§ XVI. OF VASES AND GATE PIERS.

The [vases] at Hampton Court mentioned above are particularly fine in design and well modelled; their height is about 2.3 and the little sitting [figures], slight as they are, are charming in their pose; the folded arms and prettily arranged hair give us a suggestion of life which most of these things supposed to be in the classic taste lack. The inventory taken by the Commission at Hampton Court mentions “Fower large flower potts of lead.” Similar vases are in the gardens at Windsor, also larger and later examples with figure plaques in Flaxman’s manner. At Castle Hill, North Devon, there are ten [vases], some with mouldings and gadroons formed in repoussé, others cast.

At Melbourne in Derbyshire there is an enormous vase some seven or eight feet high in a very rococo style.[29] There is one at Penshurst, which comes from Old Leicester House in London; and at Sprotborough are others of similar design. These vases will not bear comparison with the beautiful lead Gothic fonts before given.

Fig. 47.—Vase, Hampton Court.

Fig. 48.—From Vase, Hampton Court.

There are several vases at Wimpole near Cambridge, at Wilton, and at Wrest. Little square flower boxes with cast or repoussé devices on the sides were also made; Charles Lamb describes some flower pots for us from the gardens of Blakesware in Herefordshire, a fine old house, destroyed even when he wrote—“The owner of it had lately pulled it down; still I had a vague notion that it could not all have perished. How shall they build it up again?” There was a beautiful fruit garden and “ampler pleasure garden rising backwards from the house in triple terraces, with flower pots now of palest lead save that a spot here and there saved from the elements bespake their pristine state to have been gilt and glittering.”
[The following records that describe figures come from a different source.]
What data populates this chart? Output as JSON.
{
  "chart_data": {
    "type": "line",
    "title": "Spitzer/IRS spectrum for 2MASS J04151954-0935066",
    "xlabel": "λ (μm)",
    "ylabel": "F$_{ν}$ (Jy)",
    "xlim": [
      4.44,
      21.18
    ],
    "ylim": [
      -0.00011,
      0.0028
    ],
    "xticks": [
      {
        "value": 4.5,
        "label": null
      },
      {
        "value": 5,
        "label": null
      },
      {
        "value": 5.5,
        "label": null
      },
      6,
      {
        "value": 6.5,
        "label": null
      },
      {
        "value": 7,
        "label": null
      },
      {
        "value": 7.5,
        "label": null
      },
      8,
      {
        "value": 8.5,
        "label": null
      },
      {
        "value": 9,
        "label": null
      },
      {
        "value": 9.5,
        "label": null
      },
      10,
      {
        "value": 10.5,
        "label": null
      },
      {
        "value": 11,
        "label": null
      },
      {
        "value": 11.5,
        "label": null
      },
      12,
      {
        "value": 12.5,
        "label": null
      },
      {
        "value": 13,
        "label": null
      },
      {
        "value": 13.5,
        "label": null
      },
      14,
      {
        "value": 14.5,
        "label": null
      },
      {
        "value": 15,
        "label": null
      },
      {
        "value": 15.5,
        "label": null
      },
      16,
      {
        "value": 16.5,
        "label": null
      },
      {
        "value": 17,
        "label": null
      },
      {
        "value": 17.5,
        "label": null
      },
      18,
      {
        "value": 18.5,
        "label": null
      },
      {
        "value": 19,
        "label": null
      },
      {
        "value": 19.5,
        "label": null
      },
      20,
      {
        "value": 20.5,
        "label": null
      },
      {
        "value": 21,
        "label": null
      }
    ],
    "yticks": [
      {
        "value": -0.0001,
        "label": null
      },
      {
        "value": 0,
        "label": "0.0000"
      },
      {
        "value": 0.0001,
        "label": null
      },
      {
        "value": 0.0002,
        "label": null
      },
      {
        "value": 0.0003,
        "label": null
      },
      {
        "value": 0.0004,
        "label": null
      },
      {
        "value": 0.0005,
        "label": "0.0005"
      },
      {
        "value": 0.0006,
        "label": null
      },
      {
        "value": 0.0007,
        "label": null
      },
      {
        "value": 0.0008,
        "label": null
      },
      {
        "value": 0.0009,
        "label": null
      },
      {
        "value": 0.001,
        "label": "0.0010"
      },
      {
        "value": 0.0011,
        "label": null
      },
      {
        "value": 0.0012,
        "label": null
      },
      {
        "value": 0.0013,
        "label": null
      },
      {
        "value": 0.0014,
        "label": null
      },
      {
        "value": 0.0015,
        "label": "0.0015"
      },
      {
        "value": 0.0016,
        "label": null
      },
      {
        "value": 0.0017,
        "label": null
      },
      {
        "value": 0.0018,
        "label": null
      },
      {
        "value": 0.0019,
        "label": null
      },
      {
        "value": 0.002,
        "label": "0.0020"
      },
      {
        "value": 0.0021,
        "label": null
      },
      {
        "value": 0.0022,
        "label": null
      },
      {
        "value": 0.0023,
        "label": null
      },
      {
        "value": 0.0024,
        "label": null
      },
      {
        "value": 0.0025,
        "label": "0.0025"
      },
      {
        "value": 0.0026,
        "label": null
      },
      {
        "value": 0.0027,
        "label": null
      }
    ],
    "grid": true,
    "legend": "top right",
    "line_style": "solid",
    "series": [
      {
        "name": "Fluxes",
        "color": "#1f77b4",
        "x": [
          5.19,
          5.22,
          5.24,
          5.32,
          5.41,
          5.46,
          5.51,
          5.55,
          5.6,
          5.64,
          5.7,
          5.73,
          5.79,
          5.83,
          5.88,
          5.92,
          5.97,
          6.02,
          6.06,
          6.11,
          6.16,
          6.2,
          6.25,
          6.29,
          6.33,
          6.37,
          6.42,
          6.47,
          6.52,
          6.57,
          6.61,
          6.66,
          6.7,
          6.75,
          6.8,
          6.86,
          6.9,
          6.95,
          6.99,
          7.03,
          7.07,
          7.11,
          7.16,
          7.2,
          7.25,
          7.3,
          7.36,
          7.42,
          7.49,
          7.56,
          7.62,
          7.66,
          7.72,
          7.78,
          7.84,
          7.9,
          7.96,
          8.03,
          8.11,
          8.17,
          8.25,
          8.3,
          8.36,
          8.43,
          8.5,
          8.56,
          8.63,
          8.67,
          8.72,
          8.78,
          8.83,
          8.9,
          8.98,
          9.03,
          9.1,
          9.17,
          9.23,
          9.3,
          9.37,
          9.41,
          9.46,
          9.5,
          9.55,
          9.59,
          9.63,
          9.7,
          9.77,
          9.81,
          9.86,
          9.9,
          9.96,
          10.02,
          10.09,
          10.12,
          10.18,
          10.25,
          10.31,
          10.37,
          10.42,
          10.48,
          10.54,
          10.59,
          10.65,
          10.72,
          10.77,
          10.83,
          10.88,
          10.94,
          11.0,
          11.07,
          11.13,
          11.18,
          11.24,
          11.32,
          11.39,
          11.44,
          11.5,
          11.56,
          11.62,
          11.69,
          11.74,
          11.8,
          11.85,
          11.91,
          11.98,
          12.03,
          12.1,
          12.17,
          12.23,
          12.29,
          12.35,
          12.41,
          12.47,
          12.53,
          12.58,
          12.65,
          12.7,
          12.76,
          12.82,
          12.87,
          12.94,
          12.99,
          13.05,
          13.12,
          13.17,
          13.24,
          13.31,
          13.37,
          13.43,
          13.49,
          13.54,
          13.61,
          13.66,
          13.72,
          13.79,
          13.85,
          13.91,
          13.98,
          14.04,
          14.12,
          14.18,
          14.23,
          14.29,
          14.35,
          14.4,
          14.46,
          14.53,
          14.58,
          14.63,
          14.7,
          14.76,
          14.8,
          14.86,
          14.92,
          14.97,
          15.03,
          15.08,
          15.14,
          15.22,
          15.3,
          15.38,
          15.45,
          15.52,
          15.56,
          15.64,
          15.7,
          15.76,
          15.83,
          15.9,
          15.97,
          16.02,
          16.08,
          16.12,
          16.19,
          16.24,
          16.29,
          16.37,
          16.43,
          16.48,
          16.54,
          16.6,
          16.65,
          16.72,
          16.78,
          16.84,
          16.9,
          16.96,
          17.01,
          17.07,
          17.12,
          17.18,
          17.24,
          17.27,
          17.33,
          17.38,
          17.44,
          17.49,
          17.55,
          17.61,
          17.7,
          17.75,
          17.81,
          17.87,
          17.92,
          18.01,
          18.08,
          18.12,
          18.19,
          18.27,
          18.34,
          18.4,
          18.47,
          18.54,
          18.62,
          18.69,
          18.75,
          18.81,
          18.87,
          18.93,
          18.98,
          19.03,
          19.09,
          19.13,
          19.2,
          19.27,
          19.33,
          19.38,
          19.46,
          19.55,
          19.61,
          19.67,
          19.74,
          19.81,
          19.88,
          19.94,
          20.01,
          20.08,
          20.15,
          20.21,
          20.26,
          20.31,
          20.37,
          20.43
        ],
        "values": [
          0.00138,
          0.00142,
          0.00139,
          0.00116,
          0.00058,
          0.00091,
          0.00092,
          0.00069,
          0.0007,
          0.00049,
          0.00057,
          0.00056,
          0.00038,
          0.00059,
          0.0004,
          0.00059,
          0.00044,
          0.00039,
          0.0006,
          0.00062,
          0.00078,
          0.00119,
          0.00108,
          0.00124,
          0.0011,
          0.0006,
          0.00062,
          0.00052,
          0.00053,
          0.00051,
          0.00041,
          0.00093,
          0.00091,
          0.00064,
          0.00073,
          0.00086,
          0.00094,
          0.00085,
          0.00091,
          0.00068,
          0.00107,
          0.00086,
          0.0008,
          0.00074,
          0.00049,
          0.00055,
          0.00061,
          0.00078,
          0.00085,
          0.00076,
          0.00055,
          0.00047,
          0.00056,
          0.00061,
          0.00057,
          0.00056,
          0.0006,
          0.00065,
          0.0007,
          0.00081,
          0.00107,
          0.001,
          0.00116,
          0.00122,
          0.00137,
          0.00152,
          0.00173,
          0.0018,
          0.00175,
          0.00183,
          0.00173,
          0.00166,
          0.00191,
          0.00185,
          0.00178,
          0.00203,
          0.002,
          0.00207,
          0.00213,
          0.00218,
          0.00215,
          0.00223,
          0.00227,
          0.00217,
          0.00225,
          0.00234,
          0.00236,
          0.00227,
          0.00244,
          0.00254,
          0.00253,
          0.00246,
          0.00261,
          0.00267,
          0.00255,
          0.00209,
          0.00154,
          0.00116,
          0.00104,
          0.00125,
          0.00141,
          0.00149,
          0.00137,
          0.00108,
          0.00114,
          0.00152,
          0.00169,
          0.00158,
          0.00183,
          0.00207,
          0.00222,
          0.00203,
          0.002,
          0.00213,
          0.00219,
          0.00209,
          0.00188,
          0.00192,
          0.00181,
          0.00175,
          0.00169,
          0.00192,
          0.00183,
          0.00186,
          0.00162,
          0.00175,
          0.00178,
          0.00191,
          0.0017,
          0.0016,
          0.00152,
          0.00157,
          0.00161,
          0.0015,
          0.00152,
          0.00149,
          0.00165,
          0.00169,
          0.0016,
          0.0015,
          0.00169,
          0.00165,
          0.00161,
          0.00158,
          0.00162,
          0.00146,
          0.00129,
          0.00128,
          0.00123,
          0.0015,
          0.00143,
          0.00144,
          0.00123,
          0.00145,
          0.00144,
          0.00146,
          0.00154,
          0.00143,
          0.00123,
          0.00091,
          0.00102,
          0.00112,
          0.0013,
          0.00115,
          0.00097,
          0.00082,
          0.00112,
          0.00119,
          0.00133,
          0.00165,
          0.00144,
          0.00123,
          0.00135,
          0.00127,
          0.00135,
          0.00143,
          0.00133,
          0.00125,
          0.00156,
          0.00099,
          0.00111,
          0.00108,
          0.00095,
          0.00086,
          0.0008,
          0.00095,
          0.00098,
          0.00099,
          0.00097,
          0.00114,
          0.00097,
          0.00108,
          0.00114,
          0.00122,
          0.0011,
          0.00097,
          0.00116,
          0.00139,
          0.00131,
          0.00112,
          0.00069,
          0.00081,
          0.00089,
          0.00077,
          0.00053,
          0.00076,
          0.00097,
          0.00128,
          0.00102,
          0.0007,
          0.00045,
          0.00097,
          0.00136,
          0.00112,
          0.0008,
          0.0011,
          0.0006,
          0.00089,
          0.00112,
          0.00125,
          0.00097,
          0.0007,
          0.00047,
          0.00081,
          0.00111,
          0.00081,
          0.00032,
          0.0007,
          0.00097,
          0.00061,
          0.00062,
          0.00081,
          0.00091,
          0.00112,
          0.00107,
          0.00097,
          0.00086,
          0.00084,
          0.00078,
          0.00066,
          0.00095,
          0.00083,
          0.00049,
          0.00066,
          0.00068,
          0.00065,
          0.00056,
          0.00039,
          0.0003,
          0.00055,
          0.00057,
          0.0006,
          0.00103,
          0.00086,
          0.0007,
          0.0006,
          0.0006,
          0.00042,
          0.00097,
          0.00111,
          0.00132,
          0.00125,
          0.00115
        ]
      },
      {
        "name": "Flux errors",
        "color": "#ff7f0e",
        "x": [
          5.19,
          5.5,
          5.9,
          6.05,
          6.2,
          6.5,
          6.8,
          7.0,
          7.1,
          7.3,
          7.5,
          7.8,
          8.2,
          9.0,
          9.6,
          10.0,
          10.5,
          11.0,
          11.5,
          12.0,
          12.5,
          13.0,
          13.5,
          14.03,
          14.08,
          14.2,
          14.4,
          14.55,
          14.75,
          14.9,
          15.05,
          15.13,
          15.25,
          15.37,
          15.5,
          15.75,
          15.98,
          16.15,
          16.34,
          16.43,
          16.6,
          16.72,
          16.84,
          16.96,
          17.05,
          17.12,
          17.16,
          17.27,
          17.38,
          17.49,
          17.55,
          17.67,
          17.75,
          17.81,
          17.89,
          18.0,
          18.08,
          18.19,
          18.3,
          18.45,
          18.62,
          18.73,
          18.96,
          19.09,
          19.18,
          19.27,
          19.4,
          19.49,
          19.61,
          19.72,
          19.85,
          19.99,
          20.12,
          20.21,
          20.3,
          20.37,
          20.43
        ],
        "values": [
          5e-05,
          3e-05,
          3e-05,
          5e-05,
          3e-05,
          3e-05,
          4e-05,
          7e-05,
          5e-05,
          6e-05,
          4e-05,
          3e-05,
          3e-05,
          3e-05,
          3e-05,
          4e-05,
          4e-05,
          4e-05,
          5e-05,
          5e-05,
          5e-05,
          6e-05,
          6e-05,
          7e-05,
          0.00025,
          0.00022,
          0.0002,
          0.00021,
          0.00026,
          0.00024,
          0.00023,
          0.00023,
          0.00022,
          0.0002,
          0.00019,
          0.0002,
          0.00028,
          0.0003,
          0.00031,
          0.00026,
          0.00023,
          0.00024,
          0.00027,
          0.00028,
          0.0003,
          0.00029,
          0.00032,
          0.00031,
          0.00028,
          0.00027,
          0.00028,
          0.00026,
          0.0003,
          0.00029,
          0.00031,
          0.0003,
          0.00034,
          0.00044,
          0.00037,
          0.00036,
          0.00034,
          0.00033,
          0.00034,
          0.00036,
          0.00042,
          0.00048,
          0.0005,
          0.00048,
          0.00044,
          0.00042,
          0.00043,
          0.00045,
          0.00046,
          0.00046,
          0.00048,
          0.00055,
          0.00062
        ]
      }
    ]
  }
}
Fig. 49.—Vase, Castle Hill.

At Knole are a pair of circular pots figured on [page 120]. Circular baskets of open interlacing work and other forms were also made.

Fig. 50.—Albert Gate.

Fig. 51.—Albert Gate.

Garden seats were also made entirely of lead. There are six lead seats at Castle Hill, North Devon; they are large square boxes with heavy “classic” forms, the top and ends imitating the folds of drapery. At Chiswick similar seats in every way were sculptured in stone. These show how lead should not be used.

Fig. 52.—Vase on Gate Pier, Knole.

At Castle Hill are also several greyhounds; they are particularly lively and well modelled and suitable for their purpose as guards to the gates. Gate piers are most inviting pedestals for leaden imagery. At Albert Gate, Hyde Park, there are two beautiful [lead] [stags]—another pair of them are at Loughton in Essex; no more appropriate English park gate could well be thought of. At Carshalton, Surrey, where a park was enclosed by Thomas Scawen, the great gate pillars of the entrance have large boldly modelled statues of Diana and Actæon, the date 1726. The little Cupids that stand out of the ivy that covers the piers at Temple Dinsley are sketched in [Fig. 53].

Fig. 53.—Temple Dinsley.

Perhaps the finest gate pier groups are those to the Flower Pot Gate at Hampton Court, where Cupids uphold a basket of flowers. These able pieces of work are not generally known for lead, because, like so many figures and vases, they have been painted and sanded to imitate stone.

Fig. 54.—Syon House.

In 1744 the then member for Southampton presented two lions for the Bar Gate in that town. These not very beautiful creatures still remain.

Syon House, on the Thames, has besides the great lion, a lesser lion set over Adam’s “lace gateway,” weighing a ton and half, it is unfortunately newly painted and sanded to look like stone, and as the tail sticks out in a way utterly impossible for anything but metal it makes it entirely absurd. There is a plague of paint over old leadwork, which should be gilt or let alone.

Fig. 55.—Syon House.

On the park wall facing the road there are [fine] [sphinxes], about five feet long, in every way different to the lion, well designed exercises in the “classic taste.” Well modelled, with impressive heads, in the dark and dinted metal, they are pleasant both in colour and texture. They are quite “Adam’s” in character but not at all petty like some of his work and very different to a pair of sphinxes also of lead, on the gates of Chiswick House.